8. The design of penalties to laws is prevention, or to secure obedience to the precept. The same is also the design of executing them when the precept is violated. The sanctions are to be regarded as an expression of the views of the lawgiver in respect to the importance of his law; and the execution of penalties is designed and calculated to evince his sincerity in enacting, and his continued adherence to, and determination to abide by the principles of his government as revealed in the law; his abhorrence of all crime; his regard to the public interests; and His unalterable determination to carry out, support and establish the authority of His law.

9. It is a fact well established by the experience of all ages and nations that the exercise of mercy in setting aside the execution of penalties is a matter of extreme delicacy and danger. The influence of law, as might be expected, is found very much to depend upon the certainty felt by the subjects that it will be duly executed. It is found to be true that the exercise of mercy in every government where no atonement is made, weakens government by begetting and fostering a hope of impunity in case sin is committed or the precept violated.

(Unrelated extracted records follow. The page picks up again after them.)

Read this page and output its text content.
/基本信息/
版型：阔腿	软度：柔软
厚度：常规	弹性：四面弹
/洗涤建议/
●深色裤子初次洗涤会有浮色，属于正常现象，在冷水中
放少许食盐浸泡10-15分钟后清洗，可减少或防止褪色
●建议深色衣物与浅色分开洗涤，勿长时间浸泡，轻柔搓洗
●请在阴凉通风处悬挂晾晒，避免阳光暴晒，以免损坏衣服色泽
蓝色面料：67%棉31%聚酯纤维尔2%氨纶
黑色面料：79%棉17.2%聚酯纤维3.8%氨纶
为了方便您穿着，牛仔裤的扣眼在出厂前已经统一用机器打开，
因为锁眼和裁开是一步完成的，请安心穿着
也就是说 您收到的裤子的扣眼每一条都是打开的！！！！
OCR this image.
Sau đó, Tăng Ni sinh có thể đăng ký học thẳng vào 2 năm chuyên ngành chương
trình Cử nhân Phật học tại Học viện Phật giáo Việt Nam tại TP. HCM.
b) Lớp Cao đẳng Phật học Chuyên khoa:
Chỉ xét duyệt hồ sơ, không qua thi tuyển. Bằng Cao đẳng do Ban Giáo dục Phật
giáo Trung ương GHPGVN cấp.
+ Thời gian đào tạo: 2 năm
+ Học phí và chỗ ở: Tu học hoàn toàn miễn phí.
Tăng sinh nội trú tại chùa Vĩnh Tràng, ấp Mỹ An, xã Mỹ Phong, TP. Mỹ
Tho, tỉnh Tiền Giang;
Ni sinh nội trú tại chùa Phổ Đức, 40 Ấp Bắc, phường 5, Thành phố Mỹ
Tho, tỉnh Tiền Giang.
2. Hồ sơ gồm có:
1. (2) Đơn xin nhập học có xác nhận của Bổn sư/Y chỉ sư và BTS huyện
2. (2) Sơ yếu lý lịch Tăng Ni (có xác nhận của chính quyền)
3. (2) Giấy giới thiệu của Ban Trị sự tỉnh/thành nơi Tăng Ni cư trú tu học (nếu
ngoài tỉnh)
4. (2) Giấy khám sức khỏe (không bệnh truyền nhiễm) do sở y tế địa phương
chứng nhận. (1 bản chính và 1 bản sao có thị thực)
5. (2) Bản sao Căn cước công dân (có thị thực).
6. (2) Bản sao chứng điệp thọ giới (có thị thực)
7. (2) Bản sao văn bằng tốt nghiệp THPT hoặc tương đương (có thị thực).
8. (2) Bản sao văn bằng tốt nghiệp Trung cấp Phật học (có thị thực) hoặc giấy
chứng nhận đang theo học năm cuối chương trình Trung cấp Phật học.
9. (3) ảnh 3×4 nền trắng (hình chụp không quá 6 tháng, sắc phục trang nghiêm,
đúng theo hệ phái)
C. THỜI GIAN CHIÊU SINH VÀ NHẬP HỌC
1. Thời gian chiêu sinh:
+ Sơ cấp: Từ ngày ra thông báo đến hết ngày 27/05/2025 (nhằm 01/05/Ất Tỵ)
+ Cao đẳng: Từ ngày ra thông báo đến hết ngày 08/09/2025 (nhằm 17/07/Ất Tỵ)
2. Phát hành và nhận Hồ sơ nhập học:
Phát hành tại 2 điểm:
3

10. Since the head of the government is pledged to protect and promote the public interests by a due administration of law, if in any instance he would dispense with the execution of penalties in case of a violation of the precept, public justice requires that he shall see that a substitute for the execution of law is provided, or that something is done that shall as effectually secure the influence of law as the execution of the penalty would do. He can not make exceptions to the spirit of the law. Either the soul that sinneth must die, according to the letter of the law, or a substitute must be provided in accordance with the spirit of the law.